Tourism Alternative

(Kindly Flores) Penantian indah di Labuan Bajo

https://tourismalternative.blogspot.com/2012/05/kindly-flores-penantian-indah-di-labuan.html

Cerita sebelumnya menuju Labuan Bajo bisa dibaca di sini.
Karena belum ngantuk akhirnya saya memutuskan untuk jalan-jalan barang sebentar. Malam di Labuan Bajo tak seramai kota wisata lainnya seperti Bali ataupun Jogja, di jalan ... yang hanya satu arah tak tampak banyak kendaraan yang lewat, walaupun masih baru sekitar pukul 8 malam, sayapun hanya berjalan sebentar kemudian balik lagi dan duduk di atas trotoar disamping seorang bapak yang sedang asyik berbicara di telpon. Ternyata bapak ini juga baru datang dari arah timur, dia sedang menjemput tamu di Labuan Bajo yang akan berkeliling di Flores. Kalau tau mendingan ikut saya, lumayan ada teman buat ngobrol di jalan. Katanya...yah bapak, coba kita kenal lebih dulu lumayan kan gratis ke Labuan Bajo...hee
Pak Leo juga bercerita kalau sebenarnya Labuan Bajo masih belum siap sebagai kota wisata, dari segi infrastruktur jalannya masih banyak yang rusak dan yang paling susah adalah air. Rata-rata air dirumah penduduk masih berasa payau, begitu juga dengan air di penginapan, entah bagaimana dengan hotel-hotel mewah di sana karena belum pernah juga nginap di hotel yang harganya mahal tersebut. Pak Leo pun memilih menginap di penginapan karena cuma pengen mandi sampai puas, kadang kalau cuma tidur di mobil beliau bawa air galon buat mandi, mahal banget kan..
Pelabuhan Labuan Bajo
Tak terasa mata sudah mulai ngantuk, sebelum berpisah beliau menyarankan untuk mencari seseorang di Pusat Informasi kali aja bisa bantu untuk ke Pulau Komodo yang harganya tak murah itu. Untungnya saya selalu membawa losion anti nyamuk sehingga bisa tidur dengan bijak malam itu.

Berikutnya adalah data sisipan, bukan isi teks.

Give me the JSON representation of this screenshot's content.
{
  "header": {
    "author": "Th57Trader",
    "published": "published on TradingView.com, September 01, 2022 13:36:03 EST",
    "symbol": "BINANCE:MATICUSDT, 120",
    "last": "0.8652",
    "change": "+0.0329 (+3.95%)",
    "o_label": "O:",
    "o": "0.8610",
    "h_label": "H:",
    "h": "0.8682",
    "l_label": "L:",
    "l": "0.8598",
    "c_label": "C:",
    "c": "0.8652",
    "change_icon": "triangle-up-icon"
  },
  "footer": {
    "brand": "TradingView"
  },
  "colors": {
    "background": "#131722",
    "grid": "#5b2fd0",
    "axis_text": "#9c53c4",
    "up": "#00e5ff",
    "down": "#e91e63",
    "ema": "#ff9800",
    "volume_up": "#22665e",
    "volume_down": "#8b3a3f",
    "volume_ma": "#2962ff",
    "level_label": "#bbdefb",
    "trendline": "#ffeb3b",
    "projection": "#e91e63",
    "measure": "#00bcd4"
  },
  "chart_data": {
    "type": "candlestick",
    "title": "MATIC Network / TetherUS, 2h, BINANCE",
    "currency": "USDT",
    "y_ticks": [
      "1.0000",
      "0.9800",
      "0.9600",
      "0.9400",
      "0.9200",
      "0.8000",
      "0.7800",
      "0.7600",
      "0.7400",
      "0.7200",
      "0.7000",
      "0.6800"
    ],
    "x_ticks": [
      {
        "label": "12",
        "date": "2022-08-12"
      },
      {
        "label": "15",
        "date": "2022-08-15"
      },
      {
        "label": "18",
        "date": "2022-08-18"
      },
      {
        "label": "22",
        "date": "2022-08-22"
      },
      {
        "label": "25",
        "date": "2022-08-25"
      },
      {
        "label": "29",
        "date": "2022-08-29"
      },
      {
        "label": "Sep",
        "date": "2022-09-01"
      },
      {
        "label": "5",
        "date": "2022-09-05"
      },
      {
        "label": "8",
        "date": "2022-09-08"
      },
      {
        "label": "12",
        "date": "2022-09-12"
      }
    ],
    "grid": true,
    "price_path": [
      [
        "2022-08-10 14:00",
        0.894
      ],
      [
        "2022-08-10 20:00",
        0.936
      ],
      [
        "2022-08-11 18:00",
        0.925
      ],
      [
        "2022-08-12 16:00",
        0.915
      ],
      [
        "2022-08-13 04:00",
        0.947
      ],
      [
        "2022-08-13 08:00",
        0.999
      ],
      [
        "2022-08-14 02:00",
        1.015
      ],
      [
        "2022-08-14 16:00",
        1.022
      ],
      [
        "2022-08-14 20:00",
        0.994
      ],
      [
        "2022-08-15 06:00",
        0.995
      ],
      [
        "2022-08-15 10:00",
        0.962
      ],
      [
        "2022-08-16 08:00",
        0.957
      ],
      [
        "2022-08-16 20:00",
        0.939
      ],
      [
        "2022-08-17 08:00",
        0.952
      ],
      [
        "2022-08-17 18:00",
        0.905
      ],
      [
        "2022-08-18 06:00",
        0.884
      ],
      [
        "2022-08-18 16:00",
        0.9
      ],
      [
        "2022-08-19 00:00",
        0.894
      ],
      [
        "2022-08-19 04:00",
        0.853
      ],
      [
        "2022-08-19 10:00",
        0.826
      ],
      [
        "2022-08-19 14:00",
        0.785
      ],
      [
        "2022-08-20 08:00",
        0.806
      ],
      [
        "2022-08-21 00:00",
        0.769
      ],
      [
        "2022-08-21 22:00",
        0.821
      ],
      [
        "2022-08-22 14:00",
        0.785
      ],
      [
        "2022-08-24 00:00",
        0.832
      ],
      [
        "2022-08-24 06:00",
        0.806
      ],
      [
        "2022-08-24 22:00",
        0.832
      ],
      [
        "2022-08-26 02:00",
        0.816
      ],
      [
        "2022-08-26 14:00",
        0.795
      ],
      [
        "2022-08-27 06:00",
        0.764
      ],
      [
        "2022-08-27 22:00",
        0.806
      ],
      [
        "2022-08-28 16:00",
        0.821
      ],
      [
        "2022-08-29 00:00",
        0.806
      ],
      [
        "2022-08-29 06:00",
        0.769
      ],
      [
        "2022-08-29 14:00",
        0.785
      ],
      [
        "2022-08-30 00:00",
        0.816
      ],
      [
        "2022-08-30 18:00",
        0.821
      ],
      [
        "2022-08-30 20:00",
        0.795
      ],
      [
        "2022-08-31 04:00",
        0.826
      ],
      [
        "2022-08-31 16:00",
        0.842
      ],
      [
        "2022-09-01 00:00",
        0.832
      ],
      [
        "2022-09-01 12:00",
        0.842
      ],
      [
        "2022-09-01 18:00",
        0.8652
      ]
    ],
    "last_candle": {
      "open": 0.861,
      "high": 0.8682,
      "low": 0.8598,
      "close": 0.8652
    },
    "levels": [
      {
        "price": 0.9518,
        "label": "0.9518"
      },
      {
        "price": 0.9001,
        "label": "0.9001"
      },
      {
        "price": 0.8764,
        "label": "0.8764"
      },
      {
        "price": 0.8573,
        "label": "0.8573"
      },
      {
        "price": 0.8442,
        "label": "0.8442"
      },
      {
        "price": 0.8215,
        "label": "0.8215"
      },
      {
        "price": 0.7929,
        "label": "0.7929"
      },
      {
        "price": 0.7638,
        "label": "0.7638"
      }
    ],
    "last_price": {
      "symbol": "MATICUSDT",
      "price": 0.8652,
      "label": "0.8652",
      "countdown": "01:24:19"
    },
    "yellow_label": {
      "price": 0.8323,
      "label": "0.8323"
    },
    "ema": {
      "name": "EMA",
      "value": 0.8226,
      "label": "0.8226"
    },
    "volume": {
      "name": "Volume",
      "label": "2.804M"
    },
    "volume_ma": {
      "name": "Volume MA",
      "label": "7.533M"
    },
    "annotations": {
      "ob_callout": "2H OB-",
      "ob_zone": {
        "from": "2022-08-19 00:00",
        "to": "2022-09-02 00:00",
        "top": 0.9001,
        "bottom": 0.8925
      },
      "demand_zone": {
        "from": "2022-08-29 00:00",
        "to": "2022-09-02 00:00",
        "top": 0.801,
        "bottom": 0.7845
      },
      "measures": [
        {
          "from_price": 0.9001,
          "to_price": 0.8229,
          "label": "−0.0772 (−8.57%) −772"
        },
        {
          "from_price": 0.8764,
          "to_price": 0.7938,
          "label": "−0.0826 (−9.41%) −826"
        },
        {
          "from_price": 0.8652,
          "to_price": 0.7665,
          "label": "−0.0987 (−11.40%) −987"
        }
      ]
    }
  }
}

Pagi harinya setelah sarapan dengan membeli nasi bungkus yang di jual seorang ibu yang lewat saya berjalan-jalan ke pelabuhan Fery, dari sini saya bisa melihat banyaknya kapal-kapal yang sedang berlabuh di teluk, di ujung saya juga bisa memperhatikan kesibukan di dermaga pasar termpat para nelayan membawa hasil tangkapannya. Setelah itu saya melanjutkan perjalanan ke arah barat ternyata di bagian ujung jalan di depan pasar ada seperti gazebo yang bisa dipakai untuk beristirahat sambil menikmati pemandangan laut biru dengan berbagai macam kapal yang ada.

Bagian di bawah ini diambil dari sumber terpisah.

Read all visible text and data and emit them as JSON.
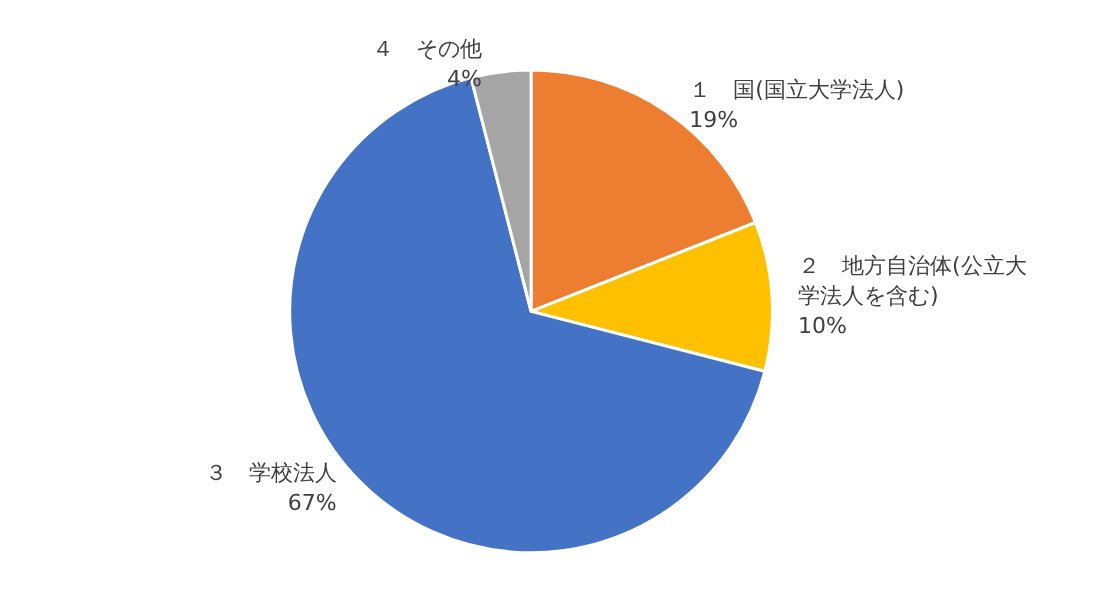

Setelah itu sayapun menuju pasar ikan untuk melihat-lihat kehidupan masyarakan sana, dan saya bertemu dengan dua orang yang sedang asik foto-foto dan ternyata mereka sudah beberapa hari di Labuan Bajo dan belum ke Pulau komodo karena uangnya belum cukup, saya pun mengajak mereka bareng sambil mencari tambahan orang biar biaya sewa kapal lebih murah, namun sayangnya mereka besok sudah harus meninggalkan Labuan Bajo karena tiket sudah terbeli. Di pasar saya sambil mencari tau tentang public boat yang akan menuju Pulau Komodo, namun masih belum bisa mendapatkannya. Mungkin masih kurang pagi sehingga besok harinya saya berencana untuk kembali ke pasar ini lebih pagi.
Ikan kering di pasar
Setelah itu saya pun kembali menyusuri jalan namun dengan arah sebaliknya, di sebelah kiri jalan tampak hotel-hotel sedangkan di sebelah kanan banyak berjejer dive centre yang siap mengantarkan wisatawan yang ingin Diving, Snorkling, Trekking di Pulau Komodo sampai Overland trip di Flores. Saya pun mencari seseorang yang dimaksud pak Leo tadi namun sayangnya dia sore hari baru ada di tempat, di dive centre lain saya coba-coba tanya harga ternyata paling murah sekitar Rp. 500.000 itupun Cuma satu hari dan harus mencari teman untuk sharing cost kecuali mampu untuk menyewa kapal sendiri, sedangkan yang satu malam atau dua malam harganya lebih mahal lagi lebih dari satu juta. Kayaknya Pulau Komodo semakin jauh bagi backpacker kere seperti saya.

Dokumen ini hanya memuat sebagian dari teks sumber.